Alors, tentons d’appliquer ce modèle de pensée à l’exemple occidental pour comprendre l’incroyable combinaison de facteurs nécessaires pour permettre à l’occident de basculer en premier dans la modernité. Voilà notre mission, partons dans cette longue quête d’abord par la singularité des grandes civilisations. Puis celle qui conduisit l’occident à être le premier à ouvrir cette nouvelle ère de l’histoire humaine, enfin, nous devrons filtrer ce que nous avons pensé à être une singularité et qui est en réalité lié à la modernité et accessible à l’ensemble des civilisations, nations et territoire prêts à s’engager dans une politique de rattrapage.

 

Mais avant de rattraper, commençons par nous demander pourquoi existe-t-il certaines zones avec des "civilisations" et d’autres sans ? Après tout, dans le grand nord vous trouvez des esquimaux, pourquoi n’y a-t-il pas de cité impériale au Groenland ?

Revenons à l’origine de l’homme, notre mère à tous Lucie (enfin elle a eu des ancêtres), vivait en Afrique de l’est. À travers l’ensemble des terres accessibles, ils occuperont l’Afrique, l’Eurasie, puis via le détroit de Béring le continent américain. Ensuite, avec des barques, ils coloniseront une large partie du pacifique. Bref, l’ensemble du monde à peu de chose près, l’histoire est encore loin, mais l’homme poussé par son instinct de survie occupera l’essentiel des zones émergées de la planète.
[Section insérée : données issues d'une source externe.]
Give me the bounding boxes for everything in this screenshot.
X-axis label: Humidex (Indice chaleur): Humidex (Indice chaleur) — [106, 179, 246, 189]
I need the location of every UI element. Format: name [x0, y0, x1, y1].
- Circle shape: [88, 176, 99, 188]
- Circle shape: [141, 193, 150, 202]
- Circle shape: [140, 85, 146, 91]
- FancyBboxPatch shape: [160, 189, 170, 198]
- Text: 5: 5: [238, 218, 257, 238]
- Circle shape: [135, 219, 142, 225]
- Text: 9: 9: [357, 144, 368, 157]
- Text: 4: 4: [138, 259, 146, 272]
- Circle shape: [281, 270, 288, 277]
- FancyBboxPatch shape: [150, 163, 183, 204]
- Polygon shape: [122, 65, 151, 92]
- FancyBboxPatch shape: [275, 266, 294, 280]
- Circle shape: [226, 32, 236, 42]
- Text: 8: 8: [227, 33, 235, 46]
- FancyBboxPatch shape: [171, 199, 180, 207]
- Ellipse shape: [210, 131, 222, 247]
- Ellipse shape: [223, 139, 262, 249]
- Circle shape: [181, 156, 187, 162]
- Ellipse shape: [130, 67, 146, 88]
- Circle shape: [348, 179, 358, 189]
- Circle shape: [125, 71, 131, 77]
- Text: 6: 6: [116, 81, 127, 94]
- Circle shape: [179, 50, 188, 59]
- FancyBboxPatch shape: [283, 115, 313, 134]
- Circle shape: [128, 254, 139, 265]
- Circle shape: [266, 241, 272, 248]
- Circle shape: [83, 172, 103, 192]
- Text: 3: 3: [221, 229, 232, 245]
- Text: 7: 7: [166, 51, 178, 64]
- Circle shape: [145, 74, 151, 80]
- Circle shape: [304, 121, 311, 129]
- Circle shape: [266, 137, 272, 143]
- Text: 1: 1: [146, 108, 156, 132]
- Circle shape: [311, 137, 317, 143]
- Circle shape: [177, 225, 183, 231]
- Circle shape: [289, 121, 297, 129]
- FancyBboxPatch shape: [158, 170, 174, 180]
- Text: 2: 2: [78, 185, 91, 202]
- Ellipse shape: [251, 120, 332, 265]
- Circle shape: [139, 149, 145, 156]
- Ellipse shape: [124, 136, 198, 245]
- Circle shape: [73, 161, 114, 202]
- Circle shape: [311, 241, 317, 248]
Le propre des limites est d’exister et celles-ci uns fois atteintes vont s’imposer. À partir de là, la croissance extensive par l’occupation de nouveaux territoires de chasses devient impossible et les mouvements climatiques accoucheront de concentrations de populations incompatibles avec le mode de vie traditionnel chasseur, cueilleur. L’autre solution est que des groupes d’hommes ont souhaité vivre dans certaines zones particulières par exemple pour des raisons religieuses.

Comme souvent, les différentes raisons ont dû coexister. Par exemple en Égypte, la transformation du Sahara de savane en désert regroupera les populations autour du dernier sillon humide : Le Nil.

Bien sûr impossible alors de chasser dans ces régions bien trop petites. Il faut donc croître en efficacité. L’élevage, le stockage, puis l’agriculture répondront à ce défi.

Pourtant, ne le voyez pas comme un progrès. Écoutez la bible :

"Tu gagneras ton pain à la sueur de ton front."1

Il revient de le comprendre, l’agriculture n’a probablement pas augmenté la productivité horaire.

Tout d’abord, si l’apport énergétique des céréales est incomparablement supérieur à celui des baies cueillies, il est probablement moindre que celui de la viande. D’ailleurs seule la cuisson rend la plupart des céréales comestibles. Leur grand avantage est leur capacité à se conserver par comparaison avec la viande.

Surtout, l’agriculture exige un effort harassant pour assurer la culture de ces plantes. Il impose d’irriguer, de préparer la terre, désherber, récolter, avant de cuire cette nourriture et donc la nécessitée d’aller chercher du bois et de l’eau.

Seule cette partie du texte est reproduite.